Las chicas también vieron la caída, pero no le prestaron atención; a pesar de que parecía que el ciclista había salido mucho peor parado que él, estaban ocupadas intentando levantarlo del suelo.

—¿Está herido? —le preguntó preocupada la primera, agarrándolo del brazo para ayudarlo a incorporarse.

—Creo que solo me ha tirado —dijo Mike.

La otra estaba de pie, con los brazos en jarras, mirando cómo el ciclista se ponía en pie con dificultad.

—No deberían dejarle circular —dijo, enfadada.

—Échame una mano, Mavis —le pidió la otra, y Mavis se acercó a agarrarlo por el otro brazo.

Mike se levantó, más o menos.

—¿Seguro que no está herido?

—No creo —dijo él, evaluando su estado. Empezaba a dolerle la rodilla, pero podía apoyarse en la pierna, así que no la tenía rota ni dislocada, y había dado contra el suelo con ella y la manos en primer lugar. Flexionó los dedos—. Me parece que estoy bien. Al menos, no tengo nada roto. Tendría que haber mirado por dónde iba.

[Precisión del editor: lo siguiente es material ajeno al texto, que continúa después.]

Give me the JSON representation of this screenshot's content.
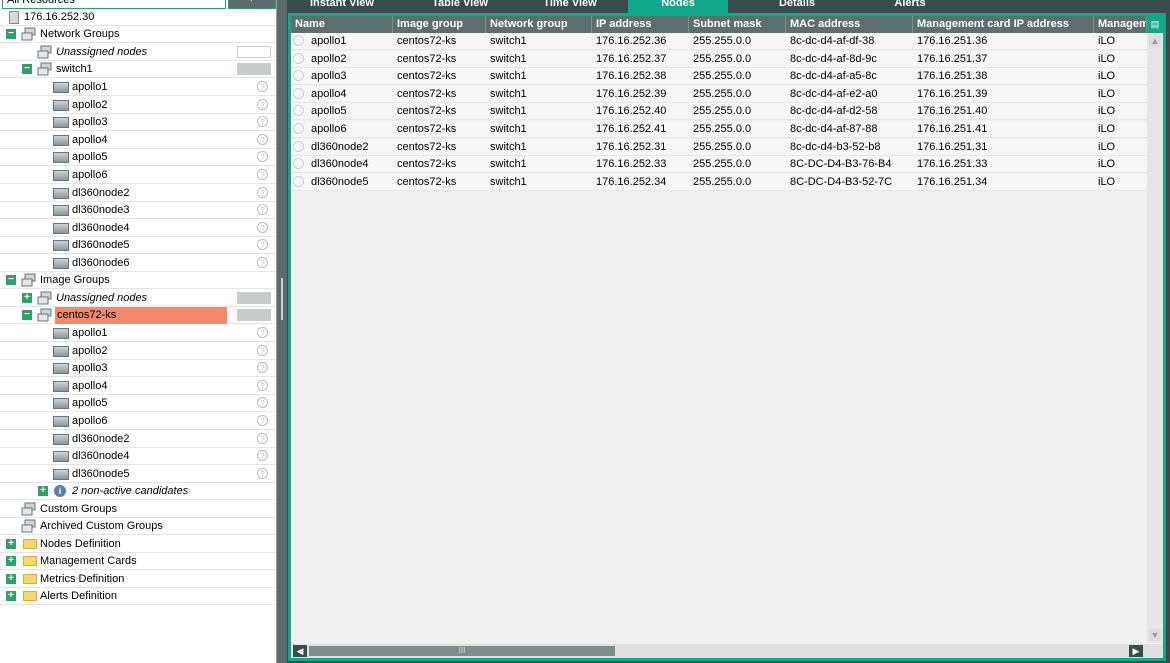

—¿Usted? —explotó Mavis—. ¡Él tendría que haber mirado por dónde iba! Es la tercera vez que atropella a alguien esta semana. ¿Verdad, Elspeth?

Elspeth asintió.

—Casi mata a la pobre Jane cuando iba al Parque la semana pasada. —Miró furibunda al ciclista que tras enderezar la bicicleta, montó en ella y se marchó pedaleando, aparentemente ileso—. ¡Mire por dónde va! —le gritó, sin efecto alguno, porque el hombre ni siquiera miró atrás.

—¿Seguro que se encuentra bien? —le preguntó Mavis—. ¡Oh, está cojeando!

—No, eso es por…

—Sabía que acabaría por herir a alguien —dijo Mavis, furiosa—. Nunca mira por dónde va.

—No tengo el pie herido —dijo Mike, pero ninguna de las dos lo escuchaba.

—Es una verdadera amenaza —insistió Mavis, echando humo por las orejas—. Tendrían que prohibirle ir en bicicleta.

Elspeth negó con la cabeza.

—Entonces volvería a conducir el coche y sería peor —dijo—. Turing es un conductor pésimo.